Promoting Student Health and Wellness
Going back to school is an exciting time for both children and parents. However, it can also be confusing and stressful for families as they work to ensure their students have everything they need to succeed in the classroom and stay healthy during the next nine months.
Josiah Reish, a pediatric nurse practitioner at Cameron Memorial Community Hospital, knows supporting students in our community involves more than just encouraging high grades and test scores – it also means providing them with tools to be their best mentally and physically throughout the school year. That’s why Josiah has shared a roundup of recommendations on how families, caregivers and friends can holistically support their students this year.
While kids love sweet treats and snacks, it’s important to feed them nutritious food that will sustain them throughout the school day.
Starting the day on the right foot is important. Encourage healthy breakfast habits by providing such low sugar options as oatmeal, fruit smoothies, eggs and Greek yogurt and avoiding regular consumption of pancakes, waffles, doughnuts and sugared cereals.
Milk is also a great fuel source for children and adolescents. For toddlers, Reish recommends 2-3 cups of milk every day. For older children, shoot for 12-16 ounces of low fat or fat free milk a day. This helps to increase vitamin D and calcium intake, which are essential for bone growth.
During snack time, students should pack granola bars, fruits, veggies, or easy proteins like cheeses to help carry them through the rest of the day.
In general, parents should try to limit juices to 4-6 ounces a day and cut back on desserts and soda.
Be sure your child is up-to-date on immunizations. For kindergartners (ages 4-6), vaccines should be administered for measles, mumps, rubella, varicella (chicken pox), polio and DTaP (diptheria, tetanus and pertussis, also known as whooping cough). Tdap, which is the booster for tetanus, diptheria and pertussis, as well as a first shot for meningococcal disease, should be administered to children ages 11 and 12. Students ages 16-18 should receive boosters for meningococcal A and B.
Josiah also recommends routine flu shots and COVID-19 vaccines. “COVID-19 has been a leading cause of death among children since 2020,” he said. “The National Center for Health Statistics found it’s the fifth leading cause of death among children ages 1 to 4.”
Regular physical activities are also important for a child’s development. Josiah recommends at least one hour of physical activity a day. As students get older, recesses and break times during the school day are limited, which decreases the amount of time they spend being active.

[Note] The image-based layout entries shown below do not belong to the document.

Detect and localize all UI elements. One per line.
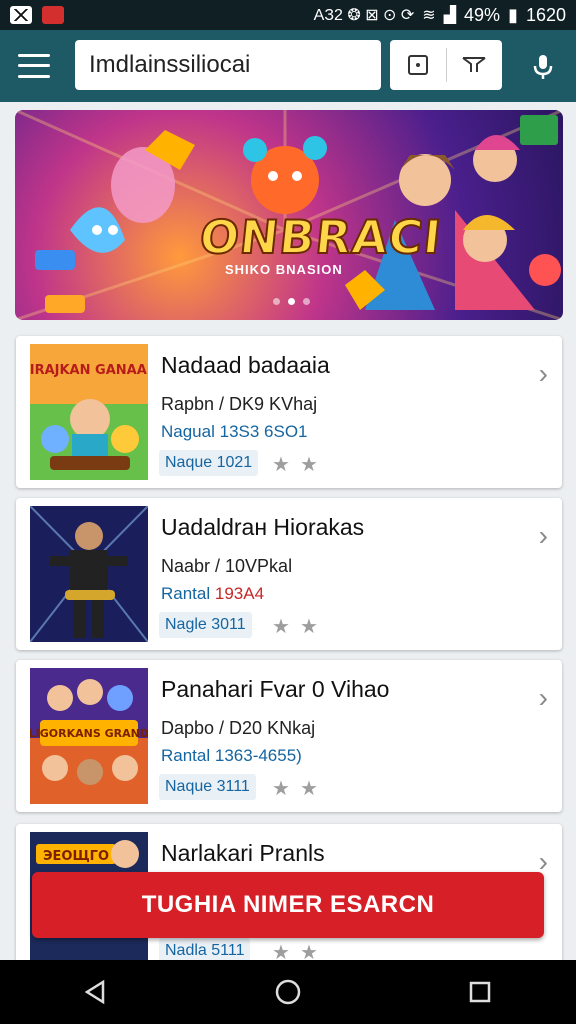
app-notification-icon (42, 6, 64, 24)
game-rank: Rantal 1363-4655) (161, 746, 302, 765)
carousel-dot[interactable] (273, 298, 280, 305)
primary-action-button[interactable]: TUGHIA NIMER ESARCN (32, 872, 544, 938)
carousel-dot[interactable] (303, 298, 310, 305)
carousel-indicator (273, 298, 310, 305)
game-title: Panahari Fvar 0 Vihao (161, 676, 390, 702)
version-badge: Nagle 3011 (159, 612, 252, 638)
home-circle-icon (275, 979, 301, 1005)
battery-icon: ▮ (508, 4, 518, 25)
featured-banner[interactable]: ONBRACI SHIKO BNASION (15, 110, 563, 320)
rating-stars: ★ ★ (272, 614, 318, 639)
star-icon: ★ (272, 616, 290, 638)
status-bar: ΑЗ2 ❂ ⊠ ⊙ ⟳ ≋ ▟ 49% ▮ 1620 (0, 0, 576, 30)
game-title: Nadaad badaaia (161, 352, 330, 378)
game-size: Rapbn / DK9 KVhaj (161, 394, 318, 414)
toolbar-actions (390, 40, 502, 90)
banner-subtitle: SHIKO BNASION (225, 262, 343, 277)
thumbnail-text: ELIGORKANS GRANDS (30, 727, 148, 740)
list-item[interactable]: SIRAJKAN GANAAN Nadaad badaaia Rapbn / D… (16, 336, 562, 488)
back-button[interactable] (76, 972, 116, 1012)
star-icon: ★ (272, 454, 290, 476)
search-input[interactable]: Imdlainssiliocai (75, 40, 381, 90)
version-badge: Naque 3111 (159, 774, 256, 800)
square-toggle-button[interactable] (390, 40, 446, 90)
chevron-right-icon[interactable]: › (539, 682, 548, 714)
game-rank: Rantal 193A4 (161, 584, 265, 603)
filter-icon (462, 57, 486, 72)
system-nav-bar (0, 960, 576, 1024)
carousel-dot-active[interactable] (288, 298, 295, 305)
thumbnail-text: SIRAJKAN GANAAN (30, 363, 148, 378)
square-icon (407, 55, 428, 75)
rating-stars: ★ ★ (272, 776, 318, 801)
version-badge: Naque 1021 (159, 450, 259, 476)
battery-percent: 49% (464, 4, 501, 25)
star-icon: ★ (272, 778, 290, 800)
chevron-right-icon[interactable]: › (539, 520, 548, 552)
game-title: Narlakari Pranls (161, 840, 325, 866)
star-icon: ★ (299, 778, 318, 800)
status-icons-text: ΑЗ2 ❂ ⊠ ⊙ ⟳ (313, 7, 415, 24)
back-triangle-icon (84, 979, 105, 1005)
home-button[interactable] (268, 972, 308, 1012)
recents-square-icon (469, 981, 491, 1003)
signal-icon: ▟ (443, 7, 457, 24)
list-item[interactable]: ELIGORKANS GRANDS Panahari Fvar 0 Vihao … (16, 660, 562, 812)
list-item[interactable]: Uadaldraн Hiorakas Naabr / 10VPkal Ranta… (16, 498, 562, 650)
status-time: 1620 (525, 4, 566, 25)
status-notifications (10, 6, 64, 24)
thumbnail-text: ЭЕОЩГО (43, 849, 109, 864)
gmail-notification-icon (10, 6, 32, 24)
game-rank: Nagual 13S3 6SO1 (161, 422, 308, 441)
recents-button[interactable] (460, 972, 500, 1012)
game-thumbnail (30, 506, 148, 642)
microphone-button[interactable] (528, 52, 558, 82)
search-input-value: Imdlainssiliocai (89, 51, 251, 78)
star-icon: ★ (299, 616, 318, 638)
game-thumbnail: SIRAJKAN GANAAN (30, 344, 148, 480)
microphone-icon (533, 55, 553, 79)
rating-stars: ★ ★ (272, 452, 318, 477)
game-thumbnail: ELIGORKANS GRANDS (30, 668, 148, 804)
app-toolbar: Imdlainssiliocai (0, 30, 576, 102)
status-indicators: ΑЗ2 ❂ ⊠ ⊙ ⟳ ≋ ▟ 49% ▮ 1620 (314, 5, 566, 26)
game-title: Uadaldraн Hiorakas (161, 514, 365, 540)
chevron-right-icon[interactable]: › (539, 358, 548, 390)
filter-button[interactable] (447, 40, 503, 90)
game-size: Naabr / 10VPkal (161, 556, 293, 576)
wifi-icon: ≋ (422, 7, 436, 24)
star-icon: ★ (299, 454, 318, 476)
banner-title: ONBRACI (196, 209, 445, 265)
menu-icon[interactable] (18, 50, 50, 82)
game-size: Dapbo / D20 KNkaj (161, 718, 316, 738)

Kids are more likely to exercise if others are doing it with them, so parents can encourage daily movement by getting the whole family involved. Family walks and bike rides are great ways to motivate children and keep yourself active too. Join the and add swimming, exercise classes and basketball to a child’s workout routine for variety.

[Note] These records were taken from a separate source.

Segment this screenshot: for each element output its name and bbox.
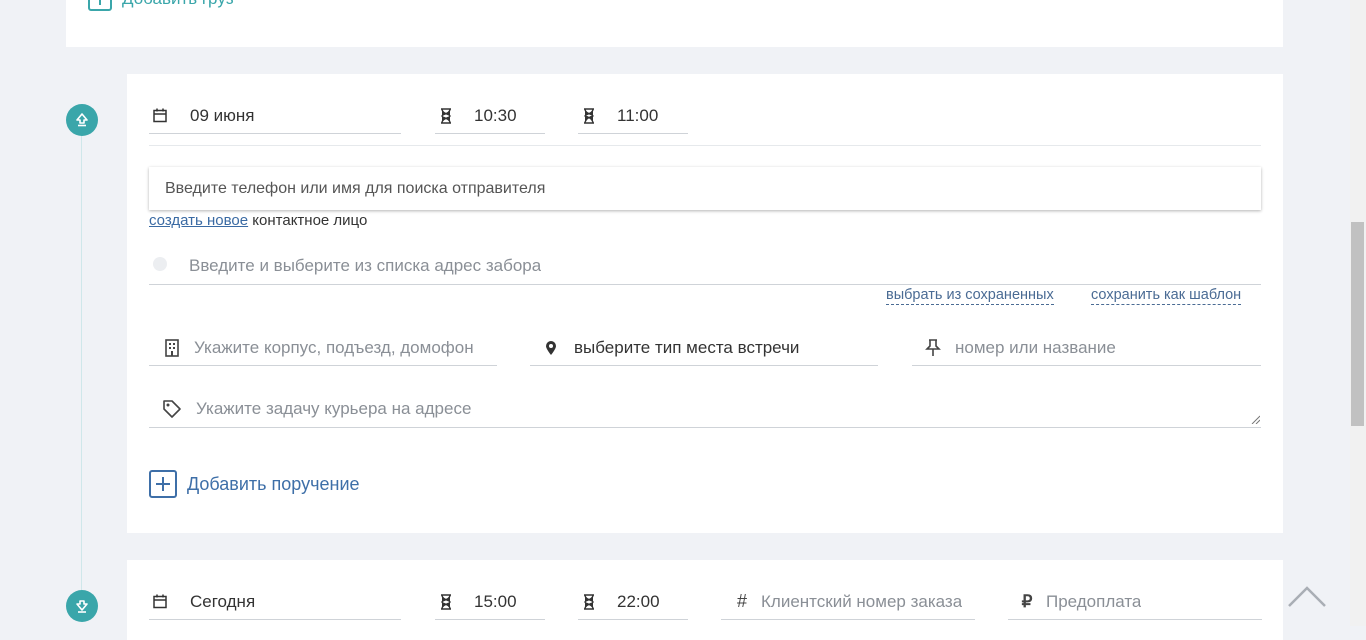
contact-suffix-text: контактное лицо [248, 212, 368, 229]
pickup-time-from-value: 10:30 [474, 105, 517, 125]
sender-search-input[interactable]: Введите телефон или имя для поиска отпра… [149, 167, 1261, 210]
building-placeholder: Укажите корпус, подъезд, домофон [194, 337, 474, 357]
place-name-input[interactable]: номер или название [912, 330, 1261, 366]
tag-icon [161, 398, 183, 420]
download-arrow-icon [66, 590, 98, 622]
building-icon [161, 337, 183, 359]
section-divider [149, 145, 1261, 146]
hourglass-icon [435, 591, 457, 613]
sender-search-placeholder: Введите телефон или имя для поиска отпра… [165, 179, 546, 197]
hourglass-icon [578, 105, 600, 127]
add-task-label: Добавить поручение [187, 473, 360, 494]
pickup-date-value: 09 июня [190, 105, 255, 125]
add-cargo-button[interactable]: Добавить груз [88, 0, 234, 11]
pickup-time-to-field[interactable]: 11:00 [578, 98, 688, 134]
meeting-type-value: выберите тип места встречи [574, 337, 800, 357]
prepayment-placeholder: Предоплата [1046, 591, 1142, 611]
courier-task-placeholder: Укажите задачу курьера на адресе [196, 398, 472, 418]
delivery-date-field[interactable]: Сегодня [149, 584, 401, 620]
pickup-address-input[interactable]: Введите и выберите из списка адрес забор… [149, 248, 1261, 285]
client-order-placeholder: Клиентский номер заказа [761, 591, 963, 611]
delivery-date-value: Сегодня [190, 591, 256, 611]
hourglass-icon [578, 591, 600, 613]
hourglass-icon [435, 105, 457, 127]
chevron-up-icon[interactable] [1287, 584, 1327, 610]
delivery-time-from-field[interactable]: 15:00 [435, 584, 545, 620]
cargo-card [66, 0, 1283, 47]
resize-handle-icon[interactable] [1251, 415, 1260, 424]
choose-saved-link[interactable]: выбрать из сохраненных [886, 287, 1054, 305]
add-cargo-label: Добавить груз [122, 0, 234, 9]
delivery-time-to-value: 22:00 [617, 591, 660, 611]
hash-icon: # [736, 591, 747, 611]
delivery-time-to-field[interactable]: 22:00 [578, 584, 688, 620]
contact-line: создать новое контактное лицо [149, 212, 367, 229]
building-input[interactable]: Укажите корпус, подъезд, домофон [149, 330, 497, 366]
map-pin-icon [540, 337, 562, 359]
pickup-date-field[interactable]: 09 июня [149, 98, 401, 134]
plus-box-icon [88, 0, 112, 11]
save-template-link[interactable]: сохранить как шаблон [1091, 287, 1242, 305]
ruble-icon: ₽ [1021, 591, 1033, 611]
pickup-time-to-value: 11:00 [617, 105, 659, 125]
upload-arrow-icon [66, 104, 98, 136]
timeline-line [81, 135, 82, 595]
pickup-address-placeholder: Введите и выберите из списка адрес забор… [189, 256, 542, 275]
map-pin-icon [149, 255, 171, 277]
place-name-placeholder: номер или название [955, 337, 1116, 357]
add-task-button[interactable]: Добавить поручение [149, 470, 360, 498]
scrollbar-thumb[interactable] [1351, 222, 1364, 426]
delivery-time-from-value: 15:00 [474, 591, 517, 611]
pickup-time-from-field[interactable]: 10:30 [435, 98, 545, 134]
create-new-contact-link[interactable]: создать новое [149, 212, 248, 229]
prepayment-input[interactable]: ₽ Предоплата [1008, 584, 1262, 620]
plus-box-icon [149, 470, 177, 498]
calendar-icon [149, 105, 171, 127]
courier-task-textarea[interactable]: Укажите задачу курьера на адресе [149, 390, 1261, 428]
client-order-number-input[interactable]: # Клиентский номер заказа [721, 584, 975, 620]
pushpin-icon [922, 337, 944, 359]
calendar-icon [149, 591, 171, 613]
meeting-type-select[interactable]: выберите тип места встречи [530, 330, 878, 366]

Establishing rules for bedtime can help maximize quality sleep time. “It is important to have consistency in the time a child goes to sleep each night and in their bedtime routine,” Josiah said. “Included in this routine should be a set time to turn off screens.” He explained reducing exposure to screens and blue light before bedtime can help promote a restful night.

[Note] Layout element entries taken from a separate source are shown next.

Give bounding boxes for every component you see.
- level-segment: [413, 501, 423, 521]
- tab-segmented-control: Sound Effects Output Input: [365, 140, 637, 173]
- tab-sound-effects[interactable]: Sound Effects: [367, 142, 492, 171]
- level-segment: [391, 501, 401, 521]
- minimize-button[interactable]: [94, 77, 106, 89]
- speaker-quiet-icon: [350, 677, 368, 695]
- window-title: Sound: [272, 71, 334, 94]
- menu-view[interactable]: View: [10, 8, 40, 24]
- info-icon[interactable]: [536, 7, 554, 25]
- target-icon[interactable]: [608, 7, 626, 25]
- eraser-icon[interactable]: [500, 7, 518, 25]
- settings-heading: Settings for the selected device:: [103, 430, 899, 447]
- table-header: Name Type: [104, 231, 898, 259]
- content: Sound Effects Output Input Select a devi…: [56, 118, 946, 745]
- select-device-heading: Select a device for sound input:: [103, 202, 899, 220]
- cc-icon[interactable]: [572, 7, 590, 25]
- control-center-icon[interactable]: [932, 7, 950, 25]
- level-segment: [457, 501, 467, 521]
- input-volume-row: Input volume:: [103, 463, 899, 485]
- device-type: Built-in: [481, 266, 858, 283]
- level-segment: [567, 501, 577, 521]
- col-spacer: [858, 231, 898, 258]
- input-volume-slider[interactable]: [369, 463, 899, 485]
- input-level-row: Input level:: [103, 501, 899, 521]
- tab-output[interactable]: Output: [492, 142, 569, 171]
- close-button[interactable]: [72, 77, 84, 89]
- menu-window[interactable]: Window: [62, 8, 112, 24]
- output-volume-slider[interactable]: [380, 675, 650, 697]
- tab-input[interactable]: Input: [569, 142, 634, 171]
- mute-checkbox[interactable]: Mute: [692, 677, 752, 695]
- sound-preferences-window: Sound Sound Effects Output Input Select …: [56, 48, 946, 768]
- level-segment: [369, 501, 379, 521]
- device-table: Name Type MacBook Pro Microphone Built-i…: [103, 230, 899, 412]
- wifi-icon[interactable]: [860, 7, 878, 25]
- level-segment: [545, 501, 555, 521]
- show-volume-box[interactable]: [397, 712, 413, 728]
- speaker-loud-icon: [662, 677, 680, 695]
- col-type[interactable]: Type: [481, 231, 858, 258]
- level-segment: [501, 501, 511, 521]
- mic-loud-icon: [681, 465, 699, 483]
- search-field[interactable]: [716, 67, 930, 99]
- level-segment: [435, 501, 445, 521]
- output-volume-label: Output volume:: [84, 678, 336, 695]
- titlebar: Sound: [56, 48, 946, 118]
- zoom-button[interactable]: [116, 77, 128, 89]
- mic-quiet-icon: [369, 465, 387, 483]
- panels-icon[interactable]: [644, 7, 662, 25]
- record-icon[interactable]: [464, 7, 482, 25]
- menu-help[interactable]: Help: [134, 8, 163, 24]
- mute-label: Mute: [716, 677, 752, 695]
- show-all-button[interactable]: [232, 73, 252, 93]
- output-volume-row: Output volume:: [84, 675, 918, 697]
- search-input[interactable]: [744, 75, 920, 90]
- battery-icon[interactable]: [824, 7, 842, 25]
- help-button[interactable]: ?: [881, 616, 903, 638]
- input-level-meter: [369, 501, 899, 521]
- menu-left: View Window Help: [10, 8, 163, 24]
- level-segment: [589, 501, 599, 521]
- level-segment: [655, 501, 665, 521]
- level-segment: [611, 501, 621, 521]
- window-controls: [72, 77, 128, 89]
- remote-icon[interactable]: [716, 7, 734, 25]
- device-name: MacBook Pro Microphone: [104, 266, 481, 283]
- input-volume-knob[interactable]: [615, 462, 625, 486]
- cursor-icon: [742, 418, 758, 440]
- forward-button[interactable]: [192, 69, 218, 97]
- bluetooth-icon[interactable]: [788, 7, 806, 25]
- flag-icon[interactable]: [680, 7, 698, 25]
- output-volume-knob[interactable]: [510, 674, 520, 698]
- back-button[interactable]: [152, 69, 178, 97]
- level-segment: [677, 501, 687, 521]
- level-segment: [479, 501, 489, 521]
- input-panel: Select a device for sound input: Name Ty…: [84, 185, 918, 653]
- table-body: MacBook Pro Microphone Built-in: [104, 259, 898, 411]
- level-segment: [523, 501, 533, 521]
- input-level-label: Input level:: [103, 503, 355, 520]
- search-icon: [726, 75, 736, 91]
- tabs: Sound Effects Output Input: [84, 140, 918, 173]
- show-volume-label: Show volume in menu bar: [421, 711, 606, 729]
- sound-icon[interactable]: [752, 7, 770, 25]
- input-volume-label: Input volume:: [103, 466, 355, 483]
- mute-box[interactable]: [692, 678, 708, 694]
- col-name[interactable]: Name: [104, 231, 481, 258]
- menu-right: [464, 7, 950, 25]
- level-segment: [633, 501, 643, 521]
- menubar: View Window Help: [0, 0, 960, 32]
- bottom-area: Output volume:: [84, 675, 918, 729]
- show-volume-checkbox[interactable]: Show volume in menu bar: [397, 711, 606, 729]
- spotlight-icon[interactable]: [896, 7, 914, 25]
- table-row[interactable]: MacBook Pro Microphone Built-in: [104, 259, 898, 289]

No matter a student’s age, school-related anxiety is prevalent and can easily disrupt academic success. Parents can talk through mild versions of school phobia with their children, but more severe symptoms might call for expert care. These include vague abdominal pain and headaches, feeling nauseous and even vomiting. If any of these symptoms become evident, Josiah advises parents to seek an evaluation from their pediatrician and consider . Parents should also work with the school to communicate these concerns, as anxieties can stem from bullying or a feeling of failing in the classroom.
Other areas of self-care can help your student thrive at school. Routine showering and bathing are crucial to overall well–being. Introduce deodorant as a regular habit, especially for kids going through puberty. Brush teeth twice a day with a fluoride toothpaste.
The little things make the biggest difference. Don’t forget to praise your children and encourage them to make wise, thoughtful decisions in life. Lead by example through healthy eating and regular exercise, and let them know you are there to talk about whatever is on their mind.